Mr. Churchill pointed out that during the interval between the dispatch of the invitation and the present moment, the Bolshevik forces had made the most heavy attacks on all fronts.

Mr. Balfour expressed the view that a good many points of great difficulty had been raised that afternoon. He proposed therefore that the further consideration of the two questions: the dispatch of the message and the creation of a Council on Russian Affairs, should be adjourned till Monday afternoon.

(It was agreed to adjourn until Monday, 17th February, at 3 p.m., the further consideration of the two questions relating to the situation in Russia, namely:—

The wireless message in regard to Prinkipo, and
The creation of an Allied Council for Russian Affairs.)

4. M. Clemenceau asked permission to read the following telegram, dated Warsaw, February 14th, 1919, which had been received from M. Paderewski:—

Situation in Poland “German troops have commenced offensive on a large scale in German Poland. They have occupied the towns of Babimost and Kargowa. Their initiative will place them in an advantageous military situation before anticipated cessation of hostilities. Germans are making considerable use of asphyxiating gas. The Polish forces, numbering 25,000, only 10,000 being engaged, are insufficient to stop this offensive. The situation is grave. It is urgent that situation be placed immediately before Allied competent authorities.

(Signed) Paderewski.”

M. Clemenceau, continuing, said that he had prepared a draft reply which he submitted for the acceptance of his colleagues.

(It was agreed that the following telegram should forthwith be sent to Marshal Foch:—

“The Supreme War Council urgently draws Marshal Foch’s attention to the following message received from the Polish Government. It is evident that the Germans have hastened their offensive in order to present Marshal Foch with an accomplished fact.

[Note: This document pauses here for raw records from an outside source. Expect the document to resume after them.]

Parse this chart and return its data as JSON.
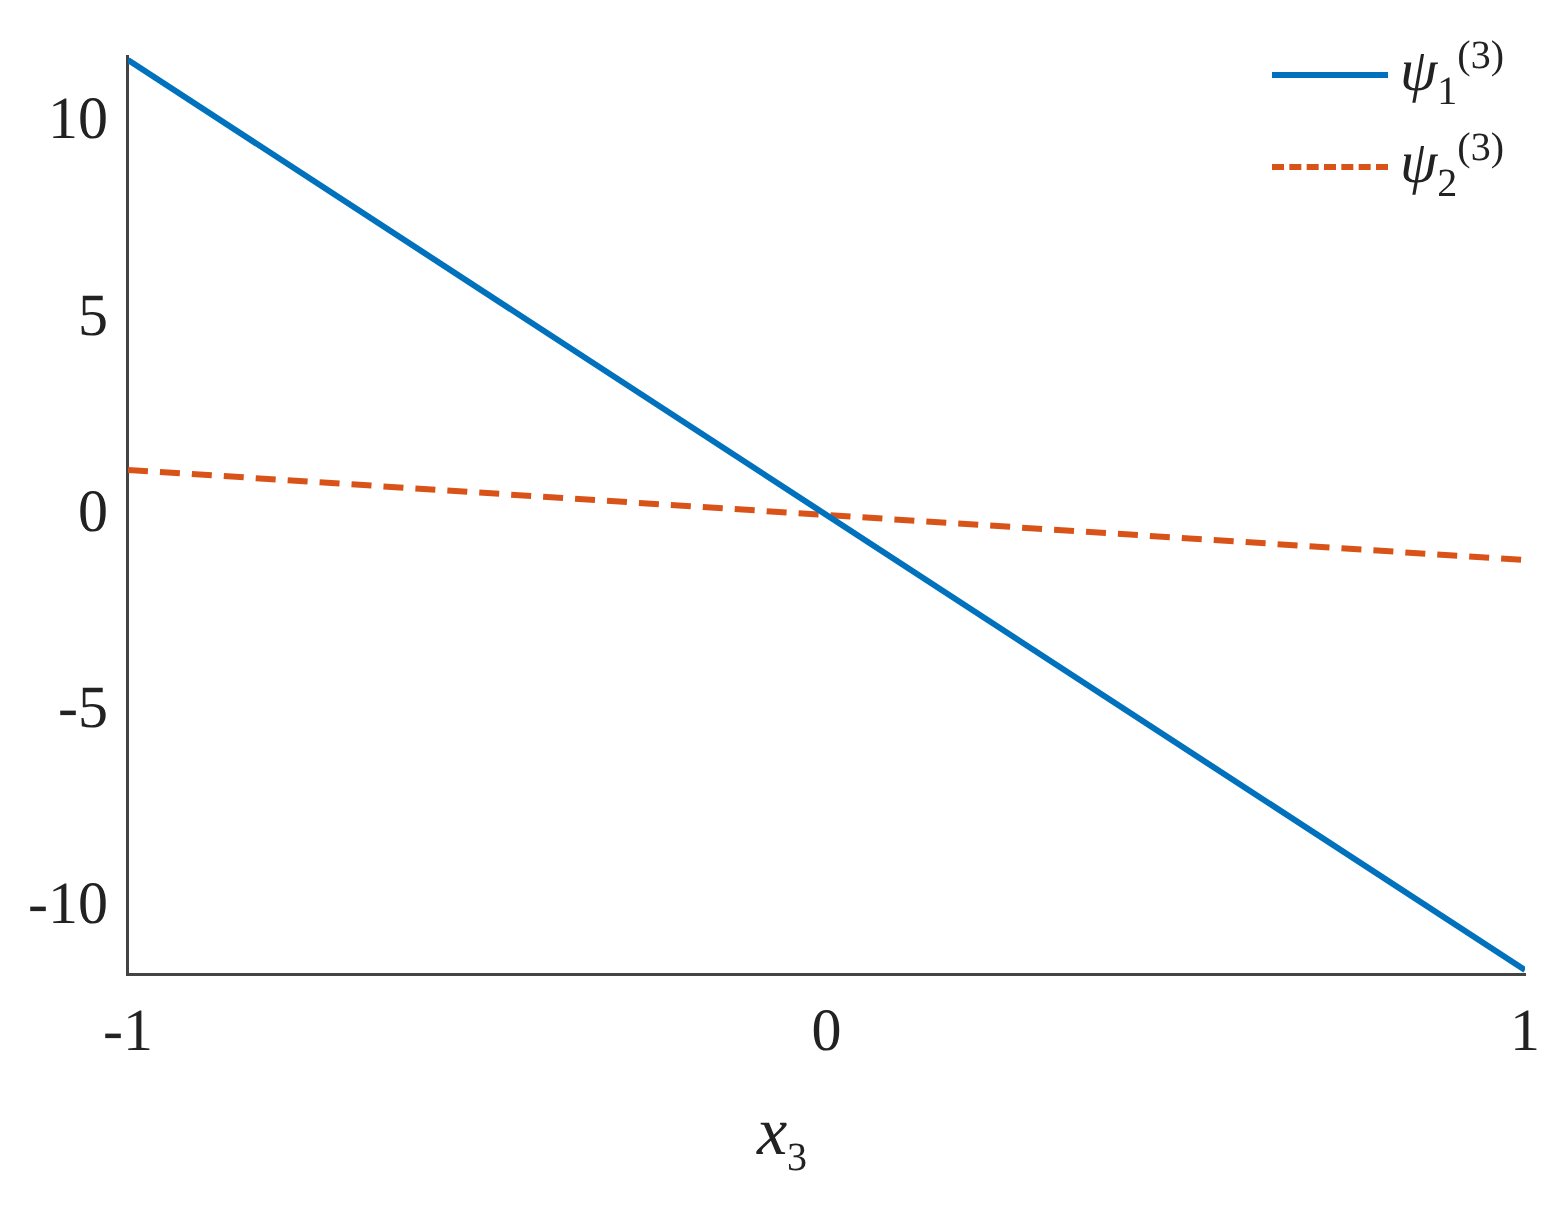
{
  "chart_data": {
    "type": "line",
    "xlabel": "x$_{3}$",
    "x": [
      -1,
      0,
      1
    ],
    "series": [
      {
        "name": "ψ$_{1}$$^{(3)}$",
        "color": "#0072bd",
        "values": [
          11.6,
          0,
          -11.6
        ],
        "line_style": "solid"
      },
      {
        "name": "ψ$_{2}$$^{(3)}$",
        "color": "#d95319",
        "values": [
          1.15,
          0,
          -1.15
        ],
        "line_style": "dashed"
      }
    ],
    "xlim": [
      -1,
      1
    ],
    "xticks": [
      -1,
      0,
      1
    ],
    "ylim": [
      -11.7,
      11.7
    ],
    "yticks": [
      -10,
      -5,
      0,
      5,
      10
    ],
    "grid": false,
    "legend": "top right",
    "marker": "none"
  }
}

The Supreme War Council holds the opinion that the line of demarcation between the German and Polish troops fixed by Marshal Foch must be maintained.”)

(The Conference adjourned to Monday afternoon, February 17th, 1919, at 3 p.m.)

February 16, 1919.

  1. British and Foreign State Papers, vol. li, p. 287 and vol. lxi, p. 1023.
  2. See BC–32 (SWC–8), vol. iii, p. 1040.
  3. For the text of the telegram as finally agreed upon, see p. 9.
  4. See BC–28, vol. iii, p. 963.
  5. Gen. Carl G. E. Mannerheim, Regent of Finland.
  6. A. I. Doutoff, Ataman of the Orenburg Cossacks.
  7. Gen. Maurice Janin, of the French Army, Supreme Commander of the Czechoslovak Army in Siberia.
  8. See telegram of February 4, 1919, from the Soviet Commissar for Foreign Affairs to the Principal Allied and Associated Governments, Foreign Relations, 1919, Russia, p. 39.